The Arab league plan selected was for the Hasbani and Banias waters to be diverted to Mukhaiba and stored. The scheme was only marginally feasible, was technically difficult and expensive. Arab political considerations were cited to justify the diversion scheme. In January 1964 an Arab League summit meeting convened in Cairo and decided:
 The establishment of Israel is the basic threat that the Arab nation in its entirety has agreed to forestall. And Since the existence of Israel is a danger that threatens the Arab nation, the diversion of the Jordan waters by it multiplies the dangers to Arab existence. Accordingly, the Arab states have to prepare the plans necessary for dealing with the political, economic and social aspects, so that if necessary results are not achieved, collective Arab military preparations, when they are not completed, will constitute the ultimate practical means for the final liquidation of Israel.

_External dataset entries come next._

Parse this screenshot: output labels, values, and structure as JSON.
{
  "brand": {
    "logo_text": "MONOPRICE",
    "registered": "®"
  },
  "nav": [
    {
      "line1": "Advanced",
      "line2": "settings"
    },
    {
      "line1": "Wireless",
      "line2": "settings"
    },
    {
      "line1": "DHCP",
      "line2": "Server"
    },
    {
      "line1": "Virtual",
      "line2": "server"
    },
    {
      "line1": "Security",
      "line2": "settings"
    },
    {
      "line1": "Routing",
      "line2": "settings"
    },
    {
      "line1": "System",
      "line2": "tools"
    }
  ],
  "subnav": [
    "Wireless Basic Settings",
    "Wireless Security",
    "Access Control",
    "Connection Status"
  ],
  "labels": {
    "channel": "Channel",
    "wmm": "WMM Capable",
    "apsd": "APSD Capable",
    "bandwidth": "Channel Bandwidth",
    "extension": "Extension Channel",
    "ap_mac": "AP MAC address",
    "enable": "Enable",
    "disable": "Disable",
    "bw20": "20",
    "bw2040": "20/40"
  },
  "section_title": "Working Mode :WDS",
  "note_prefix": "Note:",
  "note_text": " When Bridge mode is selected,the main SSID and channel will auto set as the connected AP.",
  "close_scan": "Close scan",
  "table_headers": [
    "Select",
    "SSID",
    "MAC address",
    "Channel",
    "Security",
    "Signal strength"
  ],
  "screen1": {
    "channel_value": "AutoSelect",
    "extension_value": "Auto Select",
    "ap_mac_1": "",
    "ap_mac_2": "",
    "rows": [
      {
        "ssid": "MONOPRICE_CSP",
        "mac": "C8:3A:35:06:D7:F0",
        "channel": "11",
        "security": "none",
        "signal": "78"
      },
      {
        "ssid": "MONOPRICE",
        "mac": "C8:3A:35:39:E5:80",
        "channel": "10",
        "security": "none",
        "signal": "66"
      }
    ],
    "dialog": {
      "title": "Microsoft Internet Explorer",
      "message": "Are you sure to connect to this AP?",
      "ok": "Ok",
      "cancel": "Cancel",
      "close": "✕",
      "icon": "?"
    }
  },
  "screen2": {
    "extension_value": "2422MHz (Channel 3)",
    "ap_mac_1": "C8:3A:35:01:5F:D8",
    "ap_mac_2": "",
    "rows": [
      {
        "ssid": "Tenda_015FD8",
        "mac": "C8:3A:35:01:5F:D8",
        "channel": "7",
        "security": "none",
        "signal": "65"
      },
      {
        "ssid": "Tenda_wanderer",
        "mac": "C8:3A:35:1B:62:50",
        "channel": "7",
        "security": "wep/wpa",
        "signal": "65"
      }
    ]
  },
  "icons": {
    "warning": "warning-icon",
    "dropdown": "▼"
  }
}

After the 2nd Arab summit conference in Cairo of January 1964 (with the backing of all 13 Arab League members), Syria in a joint project with Lebanon and Jordan, started the development of the water resources of Banias for a canal along the slopes of the Golan toward the Yarmouk River. While Lebanon was to construct a canal form the Hasbani River to Banias and complete the scheme. The project was to divert 20 to 30 million cubic metres of water from the river Jordan tributaries to Syria and Jordan for the development of Syria and Jordan. The Syrian construction of the Banias to Yarmouk canal got under way in 1965. Once completed, the diversion of the flow would have transported the water into a dam at Mukhaiba for use by Jordan and Syria before the waters of the Banias Stream entered Israel and the Sea of Galilee. Lebanon also started a canal to divert the waters of the Hasbani, whose source is in Lebanon, into the Banias. The Hasbani and Banias diversion works would have had the effect of reducing the capacity of Israel's carrier by about 35% and Israel's overall water supply by about 11%. Israel declared that it would regard such diversion as an infringement of its sovereign rights. The Finance of the project was through contributions by Saudi Arabia and Egypt. This led to military intervention from Israel, first with tank and artillery fire and then, as the Syrians shifted the works further southwards, with airstrikes.